Biden Names a New Covid-19 Response Coordinator
Health Care

Biden Names a New Covid-19 Response Coordinator

REUTERS/Tom Brenner

White House Covid-19 response coordinator Jeff Zients will be replaced by Dr. Ashish Jha, the dean of the Brown University School of Public Health, President Joe Biden announced Thursday.

The change comes as the Biden administration shifts to a new Covid response strategy, unveiled earlier this month, focused on preparing for new variants and developing vaccines, tests and treatments while allowing the public to move back to “more normal routines.”

That strategy faces a high degree of uncertainty, though, given that the White House is struggling to secure billions of dollars in new funding it says are necessary. Zients warned in recent days that lawmakers’ failure to approve additional Covid funding would have “severe consequences.”

Jha, the incoming Covid response coordinator, has been a regular presence on television news coverage of the pandemic. He will assume his new role on April 5, according to a news release from Brown University.

“Dr. Jha is one of the leading public health experts in America, and a well known figure to many Americans from his wise and calming public presence,” Biden said in a statement announcing the change. “And as we enter a new moment in the pandemic — executing on my National COVID-19 Preparedness Plan and managing the ongoing risks from COVID — Dr. Jha is the perfect person for the job.”

Both Biden and Jha said Thursday that the nation has more work to do to address the pandemic.

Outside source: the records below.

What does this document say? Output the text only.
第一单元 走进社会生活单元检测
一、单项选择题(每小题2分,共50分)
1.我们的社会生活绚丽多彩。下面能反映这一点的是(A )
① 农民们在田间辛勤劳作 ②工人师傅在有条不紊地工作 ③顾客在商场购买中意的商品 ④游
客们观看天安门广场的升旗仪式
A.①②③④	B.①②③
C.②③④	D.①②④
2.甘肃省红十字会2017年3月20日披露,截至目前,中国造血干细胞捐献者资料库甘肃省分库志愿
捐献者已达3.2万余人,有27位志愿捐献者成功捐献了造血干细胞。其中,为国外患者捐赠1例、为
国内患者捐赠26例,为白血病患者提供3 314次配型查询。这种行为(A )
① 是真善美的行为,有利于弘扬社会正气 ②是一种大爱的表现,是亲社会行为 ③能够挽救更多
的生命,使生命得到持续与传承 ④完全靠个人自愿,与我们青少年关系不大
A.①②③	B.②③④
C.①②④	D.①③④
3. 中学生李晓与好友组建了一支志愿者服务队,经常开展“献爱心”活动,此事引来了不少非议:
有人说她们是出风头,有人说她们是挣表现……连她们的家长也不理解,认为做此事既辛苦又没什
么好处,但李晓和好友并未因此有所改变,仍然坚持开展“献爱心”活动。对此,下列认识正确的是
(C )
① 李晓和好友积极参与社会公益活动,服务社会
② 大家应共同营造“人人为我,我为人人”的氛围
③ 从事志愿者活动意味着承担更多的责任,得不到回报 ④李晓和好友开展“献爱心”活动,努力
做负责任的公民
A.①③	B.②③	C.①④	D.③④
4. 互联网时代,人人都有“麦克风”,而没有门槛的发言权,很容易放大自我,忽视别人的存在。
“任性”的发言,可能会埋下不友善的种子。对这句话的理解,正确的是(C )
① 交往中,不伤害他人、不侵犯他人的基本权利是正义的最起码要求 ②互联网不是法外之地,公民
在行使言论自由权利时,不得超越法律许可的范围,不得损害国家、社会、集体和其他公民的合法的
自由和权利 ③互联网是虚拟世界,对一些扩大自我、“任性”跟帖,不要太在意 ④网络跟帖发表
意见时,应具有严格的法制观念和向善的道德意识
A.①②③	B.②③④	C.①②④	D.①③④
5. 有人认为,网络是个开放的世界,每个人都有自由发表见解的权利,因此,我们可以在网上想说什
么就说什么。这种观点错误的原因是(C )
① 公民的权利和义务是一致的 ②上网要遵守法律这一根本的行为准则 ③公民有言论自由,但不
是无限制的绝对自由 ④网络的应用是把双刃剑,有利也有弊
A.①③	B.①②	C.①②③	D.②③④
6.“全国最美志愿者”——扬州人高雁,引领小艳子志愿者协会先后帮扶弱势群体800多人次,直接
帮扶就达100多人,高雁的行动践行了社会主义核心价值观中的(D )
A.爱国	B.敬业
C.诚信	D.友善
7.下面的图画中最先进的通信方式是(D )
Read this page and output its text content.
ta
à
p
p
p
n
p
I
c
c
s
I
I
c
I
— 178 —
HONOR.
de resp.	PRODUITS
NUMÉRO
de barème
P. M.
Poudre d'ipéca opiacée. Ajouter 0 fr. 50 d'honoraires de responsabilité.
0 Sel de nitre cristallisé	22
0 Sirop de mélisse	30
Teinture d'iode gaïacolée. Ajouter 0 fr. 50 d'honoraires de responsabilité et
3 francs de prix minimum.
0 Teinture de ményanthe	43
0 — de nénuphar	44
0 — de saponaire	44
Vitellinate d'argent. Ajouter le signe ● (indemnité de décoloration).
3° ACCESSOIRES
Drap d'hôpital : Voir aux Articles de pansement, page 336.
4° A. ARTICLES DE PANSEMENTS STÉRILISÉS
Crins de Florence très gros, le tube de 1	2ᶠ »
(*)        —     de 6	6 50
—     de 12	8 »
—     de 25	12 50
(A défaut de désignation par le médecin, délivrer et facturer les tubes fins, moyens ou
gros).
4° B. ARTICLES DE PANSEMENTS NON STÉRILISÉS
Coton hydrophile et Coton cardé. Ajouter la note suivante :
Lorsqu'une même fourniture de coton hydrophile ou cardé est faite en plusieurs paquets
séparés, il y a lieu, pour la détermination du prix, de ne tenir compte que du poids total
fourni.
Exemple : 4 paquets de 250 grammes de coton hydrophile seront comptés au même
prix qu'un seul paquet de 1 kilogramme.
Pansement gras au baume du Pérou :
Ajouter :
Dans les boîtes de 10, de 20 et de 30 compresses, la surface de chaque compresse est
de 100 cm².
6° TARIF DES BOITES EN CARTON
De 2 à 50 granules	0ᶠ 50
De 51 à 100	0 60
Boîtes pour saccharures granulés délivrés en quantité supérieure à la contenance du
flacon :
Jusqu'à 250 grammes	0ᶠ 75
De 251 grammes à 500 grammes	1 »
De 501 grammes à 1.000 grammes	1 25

“We must continue the effort to provide more vaccines and boosters,” Biden said. “We must get a vaccine approved for the youngest children. We must continue to improve how our schools and workplaces cope with COVID. We must take special care to protect the vulnerable from COVID, even as many restrictions are lifted.  We need to provide tests, and treatments, and masks. We must fight the virus overseas, prepare for new waves, and new variants — all of which can be coming. And we must work with Congress to fund these vital steps, as time is running out to stay ahead of the virus.”

Zients, a wealthy management consultant and entrepreneur, earned a reputation as a “Mr. Fix It” in the Obama administration. He served as director of the National Economic Council and acting director of the Office of Management and Budget under President Obama, and the president called on him to help address problems with the "Cash for Clunkers" car program and fix the Affordable Care Act marketplace website after its disastrous launch.

Biden tapped Zients to lead the nation’s coronavirus response efforts at a time when the logistical challenges of Covid vaccine and test distribution were of paramount importance.

“I called on Jeff Zients to lead my Administration’s COVID-19 response because there is no one better at delivering results than Jeff,” Biden said in his statement. “COVID-19 is the greatest public health crisis we’ve faced in my lifetime and it required the country to build from scratch an emergency response infrastructure that could quickly and equitably get people life-saving protections. Jeff put his decades of management experience to work formulating and executing on a plan to build the infrastructure we needed to deliver vaccines, tests, treatment, and masks to hundreds of millions of Americans.”

Yet while the vaccination program has gotten 217 million people, or nearly two-thirds of the country, “fully vaccinated” according to the Centers for Disease Control and Prevention’s definition, it has also struggled to overcome resistance from millions of other Americans. Critics also faulted Zients and the administration for failing to ensure enough tests to meet demand that spiked around the holidays and for messaging that has at times been confusing.

Zients’s deputy, Natalie Quillian, will reportedly also be leaving next month.